When we made that agreement, she and I, she promised she would keep up her end of it. Her promise was unspoken, because she was a dog, and dogs, even in my world, don’t talk, but still, I’m pretty sure she made it.
Or maybe not. She probably just promised to do the best she could, and so she did.
We are not alone in this – I know far too many people who have lost loved ones this year, one way or another.
I’m not supposed to equate the loss of a pet with the loss of a human, because everyone knows that pets are not on par with humans. And so I won’t. Anyway, they’re so different. Pets are often furry, and humans are sometimes not. Sometimes they are. Not usually. Depends on the human. (I realize that many people have non-furry pets, such as fish and snakes and the hairless varieties of dogs . . . ) Pets are nonjudgmental. So are the humans I hang out with, mostly. If they start being judgmental I do my disappearing act (patent pending). Pets, unlike humans other than my husband, can sleep in my bed with me. This comes in handy when the next ice age hits Portland and our heat has been turned off.
Will come in handy, I should say. It hasn’t happened quite yet.
Pets are also predictable. Every time I come home, whatever dog(s) are around come running, as if I’m the great benevolent dictator, which I am. On the other hand, I’ve had people run out of rooms upon my entrance, as if they had just remembered a very important meeting. You know the feeling, right? You walk in somewhere, see someone you know, start to walk over to them to say hi, and he or she gets a wary look in his or her eye, as if I’m about to hit him or her up for money, mumbles something about having to be somewhere, and rushes out, clutching his or her pocketbook as if his or her life depended on it.
This never ever happens with pets. Unless I’ve threatened to give a bath, but even at that, they can’t get far, since they have yet to master the intricacies of the door knob.
(And isn’t this something to be grateful for?

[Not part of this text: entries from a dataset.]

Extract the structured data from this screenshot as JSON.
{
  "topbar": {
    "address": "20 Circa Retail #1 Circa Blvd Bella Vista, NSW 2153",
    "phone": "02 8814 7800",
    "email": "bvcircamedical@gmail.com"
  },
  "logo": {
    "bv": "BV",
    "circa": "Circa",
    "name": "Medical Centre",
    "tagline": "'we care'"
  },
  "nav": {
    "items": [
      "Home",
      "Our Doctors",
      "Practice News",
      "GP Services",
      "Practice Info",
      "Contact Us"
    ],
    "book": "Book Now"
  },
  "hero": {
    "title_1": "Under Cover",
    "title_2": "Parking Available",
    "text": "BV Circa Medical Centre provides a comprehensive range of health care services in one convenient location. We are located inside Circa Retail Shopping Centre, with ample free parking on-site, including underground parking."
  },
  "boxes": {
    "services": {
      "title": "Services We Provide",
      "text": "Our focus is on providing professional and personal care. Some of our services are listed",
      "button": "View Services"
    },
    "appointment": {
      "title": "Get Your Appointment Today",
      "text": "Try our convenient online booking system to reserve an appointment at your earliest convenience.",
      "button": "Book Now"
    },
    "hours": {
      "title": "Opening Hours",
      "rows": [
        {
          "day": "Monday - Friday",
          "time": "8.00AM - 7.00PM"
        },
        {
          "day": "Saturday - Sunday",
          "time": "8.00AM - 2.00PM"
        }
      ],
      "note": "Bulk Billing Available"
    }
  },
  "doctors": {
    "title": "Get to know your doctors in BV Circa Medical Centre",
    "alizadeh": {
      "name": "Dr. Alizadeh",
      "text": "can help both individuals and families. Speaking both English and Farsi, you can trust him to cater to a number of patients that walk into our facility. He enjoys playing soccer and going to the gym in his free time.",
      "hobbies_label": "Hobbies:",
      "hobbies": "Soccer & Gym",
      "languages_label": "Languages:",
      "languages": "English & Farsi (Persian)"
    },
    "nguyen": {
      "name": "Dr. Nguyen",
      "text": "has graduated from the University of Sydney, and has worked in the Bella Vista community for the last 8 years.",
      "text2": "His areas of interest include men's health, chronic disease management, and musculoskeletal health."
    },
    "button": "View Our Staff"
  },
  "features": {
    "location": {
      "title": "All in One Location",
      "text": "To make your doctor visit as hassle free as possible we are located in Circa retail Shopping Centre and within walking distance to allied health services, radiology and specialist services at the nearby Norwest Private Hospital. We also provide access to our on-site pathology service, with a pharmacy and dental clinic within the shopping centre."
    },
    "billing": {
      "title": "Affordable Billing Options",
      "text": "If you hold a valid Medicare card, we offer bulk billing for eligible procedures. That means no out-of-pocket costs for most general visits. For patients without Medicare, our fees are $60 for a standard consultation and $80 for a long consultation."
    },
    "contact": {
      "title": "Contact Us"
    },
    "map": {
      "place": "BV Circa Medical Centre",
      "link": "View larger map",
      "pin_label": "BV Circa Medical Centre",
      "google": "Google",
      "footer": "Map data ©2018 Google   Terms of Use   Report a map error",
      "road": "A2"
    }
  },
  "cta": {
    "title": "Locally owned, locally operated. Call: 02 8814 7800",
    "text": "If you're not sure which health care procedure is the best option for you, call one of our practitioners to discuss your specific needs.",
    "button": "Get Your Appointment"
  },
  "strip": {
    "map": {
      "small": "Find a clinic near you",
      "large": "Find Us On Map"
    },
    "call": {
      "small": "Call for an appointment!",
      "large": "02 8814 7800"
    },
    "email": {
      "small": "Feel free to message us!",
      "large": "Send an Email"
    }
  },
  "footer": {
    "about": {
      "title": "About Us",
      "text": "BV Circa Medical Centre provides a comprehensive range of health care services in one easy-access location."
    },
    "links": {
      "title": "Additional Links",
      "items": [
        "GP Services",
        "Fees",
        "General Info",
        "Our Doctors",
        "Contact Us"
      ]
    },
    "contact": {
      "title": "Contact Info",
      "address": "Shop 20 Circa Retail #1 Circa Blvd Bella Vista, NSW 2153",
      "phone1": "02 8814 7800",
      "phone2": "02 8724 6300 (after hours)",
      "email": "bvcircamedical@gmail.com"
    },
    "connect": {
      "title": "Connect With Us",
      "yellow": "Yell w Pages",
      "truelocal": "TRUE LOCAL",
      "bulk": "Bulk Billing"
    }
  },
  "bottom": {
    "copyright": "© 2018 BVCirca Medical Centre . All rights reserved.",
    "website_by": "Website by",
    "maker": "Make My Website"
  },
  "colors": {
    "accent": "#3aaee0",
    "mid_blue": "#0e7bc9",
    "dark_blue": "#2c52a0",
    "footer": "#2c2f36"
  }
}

Dogs who can open doors is not something we need in our world, though it does sound fun.)
Pets are awesome, if you’re into that sort of thing.
So we survived the failing health and death of a much loved dog. There goes months, right there. It’s exhausting, knowing the end is coming inexorably, even if slowly. Then there’s the work. So much work to do. Fortunately a few clients have been accommodating in removing themselves, thereby freeing up more time for me to work on newer clients. I think everyone should change whoever’s doing their books every so often.
I’m thinking of having someone else do mine, but so far I haven’t found anyone who will work for free.
So between dogs and work and putting things off (like mammograms and dentist visits and healthy eating and more time on the bike), it’s been about all I can do to get this far.
Oh! And I gave up writing. Just stopped altogether. THAT was a huge time suck. It’s amazing how much time can be spent on NOT doing something.
It may not be a permanent thing though. Sure, I said it was, but I say a lot of things that aren’t true.
(For example, last week I said I was going to accomplish A, B, C, and D, but I only got as far as A. This week I plan on completing B, C, D and E.)
I’ve sort of decided that I’d rather have less work and more time to write, though writing can be work, can’t it? It IS work. But it’s work that doesn’t involve the IRS, at least not the way I do it. (Which is to say, not profitably.) So I’m working on that idea.
We’ll see. I had so many things I wanted to do, and then I found out, much to my disappointment, that I couldn’t do all of them, at least not all at once. But that’s always been my way – big ideas, little follow through.
Maybe I’ll just start with some little things first.